Cynapsus Therapeutics Inc. (formerly Cannasat Therapeutics Inc.) (TSXV: CTH) announced the transfer of an aggregate 7,780,878 common shares from an unnamed vendor to Lorne Gertner and David Hill, who now hold 13.26% and 13.36% of the outstanding common shares of Cynapsus, respectively.
Critical Outcome Technologies Inc. (TSXV: COT) filed an Amended Statement of Executive Compensation (Form 51-102F6) following a review by the OSC. Cynapsus has also retained Summer Street Research Partners to provide financial and advisory services on any potential financing, partnering, merger or acquisition transactions.

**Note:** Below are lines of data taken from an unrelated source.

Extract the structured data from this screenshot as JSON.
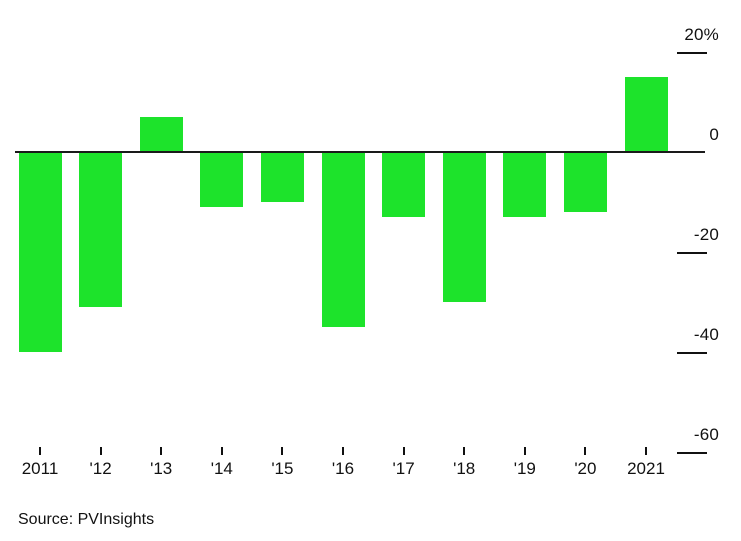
{
  "chart_data": {
    "type": "bar",
    "title": "",
    "categories": [
      "2011",
      "'12",
      "'13",
      "'14",
      "'15",
      "'16",
      "'17",
      "'18",
      "'19",
      "'20",
      "2021"
    ],
    "values": [
      -40,
      -31,
      7,
      -11,
      -10,
      -35,
      -13,
      -30,
      -13,
      -12,
      15
    ],
    "unit": "%",
    "xlabel": "",
    "ylabel": "",
    "ylim": [
      -60,
      20
    ],
    "y_ticks": [
      {
        "label": "20%",
        "value": 20
      },
      {
        "label": "0",
        "value": 0
      },
      {
        "label": "-20",
        "value": -20
      },
      {
        "label": "-40",
        "value": -40
      },
      {
        "label": "-60",
        "value": -60
      }
    ],
    "grid": false,
    "legend": "none"
  },
  "colors": {
    "bar": "#1de32b",
    "axis": "#1a1a1a",
    "tick": "#111111",
    "background": "#ffffff"
  },
  "source": {
    "label": "Source: PVInsights"
  }
}
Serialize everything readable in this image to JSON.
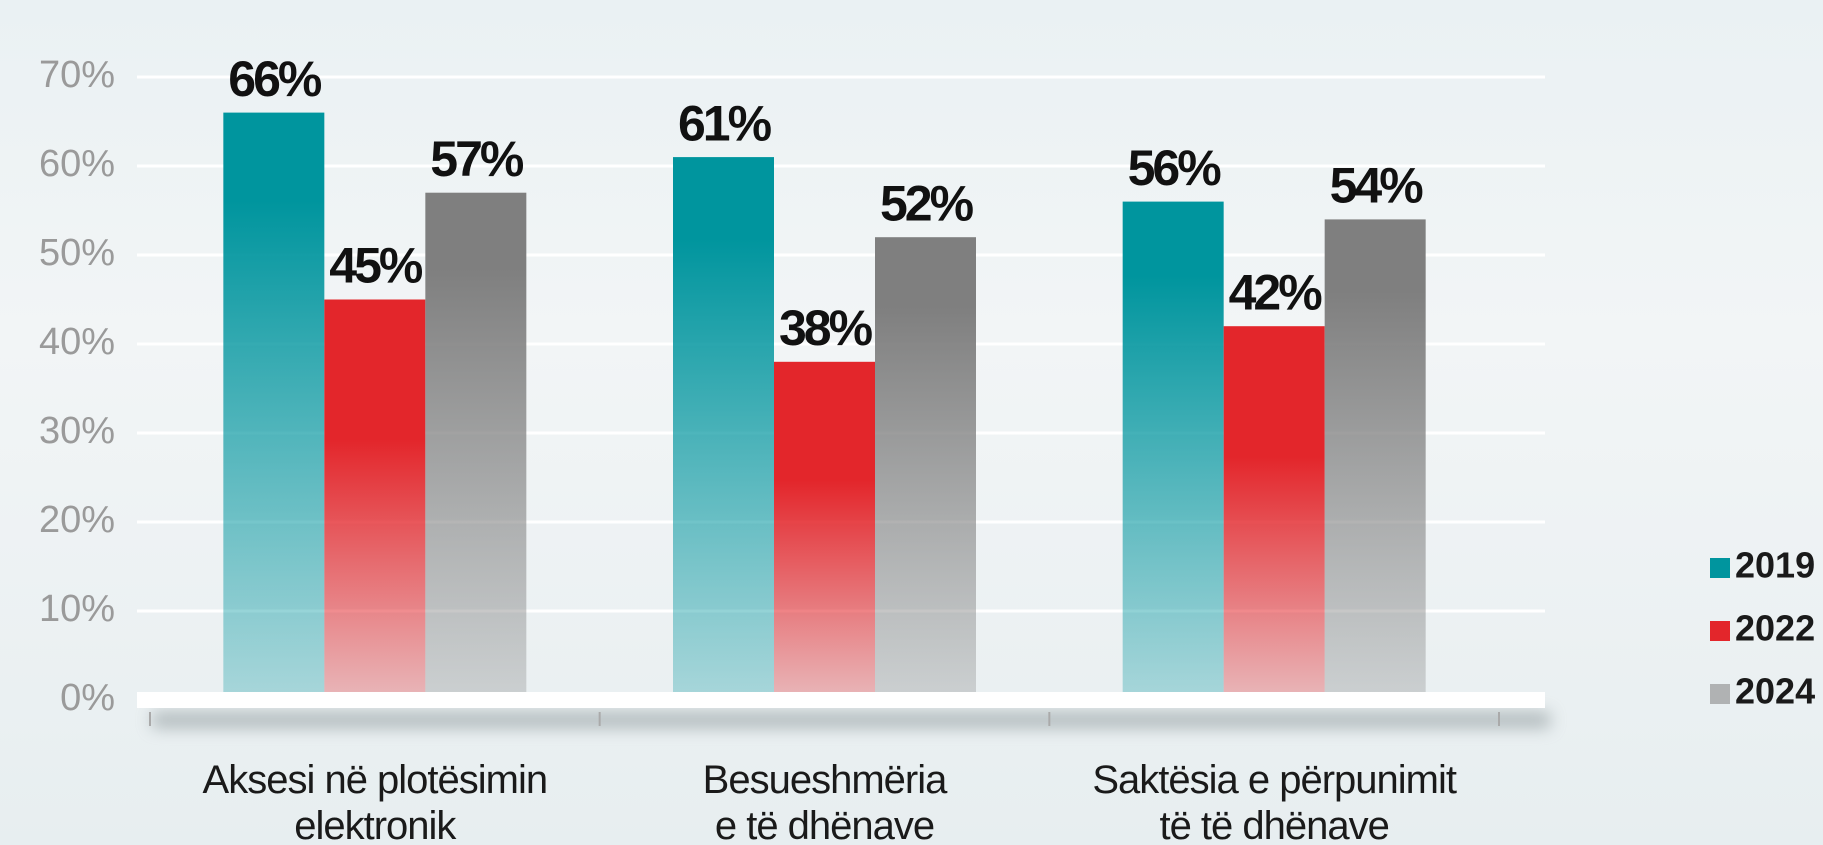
{
  "chart_data": {
    "type": "bar",
    "categories": [
      "Aksesi në plotësimin\nelektronik",
      "Besueshmëria\ne të dhënave",
      "Saktësia e përpunimit\ntë të dhënave"
    ],
    "series": [
      {
        "name": "2019",
        "color": "#00959e",
        "values": [
          66,
          61,
          56
        ],
        "value_labels": [
          "66%",
          "61%",
          "56%"
        ]
      },
      {
        "name": "2022",
        "color": "#e3262b",
        "values": [
          45,
          38,
          42
        ],
        "value_labels": [
          "45%",
          "38%",
          "42%"
        ]
      },
      {
        "name": "2024",
        "color": "#7f7f7f",
        "values": [
          57,
          52,
          54
        ],
        "value_labels": [
          "57%",
          "52%",
          "54%"
        ]
      }
    ],
    "ylim": [
      0,
      70
    ],
    "yticks": [
      {
        "value": 0,
        "label": "0%"
      },
      {
        "value": 10,
        "label": "10%"
      },
      {
        "value": 20,
        "label": "20%"
      },
      {
        "value": 30,
        "label": "30%"
      },
      {
        "value": 40,
        "label": "40%"
      },
      {
        "value": 50,
        "label": "50%"
      },
      {
        "value": 60,
        "label": "60%"
      },
      {
        "value": 70,
        "label": "70%"
      }
    ],
    "grid": true,
    "legend": "right"
  }
}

Adherex Technologies Inc. (TSX: AHX) responded to a request from IIROC, on behalf of the TSX, following recent trading activity. According to the company, Adherex is not aware of material undisclosed corporate developments to account for the recent trading activity.
BioSyent Inc. (TSXV: RX) granted 110,000 incentive stock options to certain directors, officers and employees. The options are exercisable at a price of $0.11 up to December 16, 2015.
Ceapro Inc. (TSXV: CZO) announced a share-for-debt transaction whereby the company will issue common shares to accepting directors at an issue price of $0.11, in satisfaction of accrued and unpaid directors fees in the aggregate amount of $175,000. The price represents a 22.2% premium to the closing price of $0.09 on December 9, 2010 and, in total, 1,590,909 common shares are to be issued.
Collaboration, Licensing and other Commercial Transactions
Paladin Labs Inc. (TSX: PLB) and ProStrakan Group plc (LSE: PSK) plan to enter a strategic relationship whereby Paladin will be granted an exclusive license to ProStrakan’s products for emerging territories and will also acquire, through assignment, ProStrakan’s existing $81.4M secured debt facility with additional conversion rights through an amendment to the existing agreement. The new facility will bear interest at a rate of 10.5%. Paladin will have the option to convert the outstanding principal of the debt into new ProStrakan shares anytime following the first six months of the new amendment. The strike price for a conversion will be £1.10 per share, representing a 24% premium of ProStrakan’s closing price as at December 14, 2010. If fully converted, Paladin would hold have an ownership interest in ProStrakan of approximately 18.3%.
Shareholders of Isotechnika Pharma Inc. (TSX: ISA) approved the previously announced Development, Distribution and License Agreement with ILJIN Life Science Co., Ltd. (covered here) for the clinical and commercial development of Voclosporin for use in transplant indications, and which also involves the issuance and sale of 90,700,000 shares of Isotechnika to ILJIN, in three tranches.
The Animal Health division of Bioniche Life Sciences Inc. (TSX: BNC) executed an exclusive distribution agreement with IMV Technologies (France) for the distribution of Bioniche’s cattle reproduction product and select embryo transfer media products in Europe, excluding Spain, the UK and Ireland. The agreement also includes India, where IMV will assist Bioniche with marketing in that jurisdiction. Financial terms were not disclosed.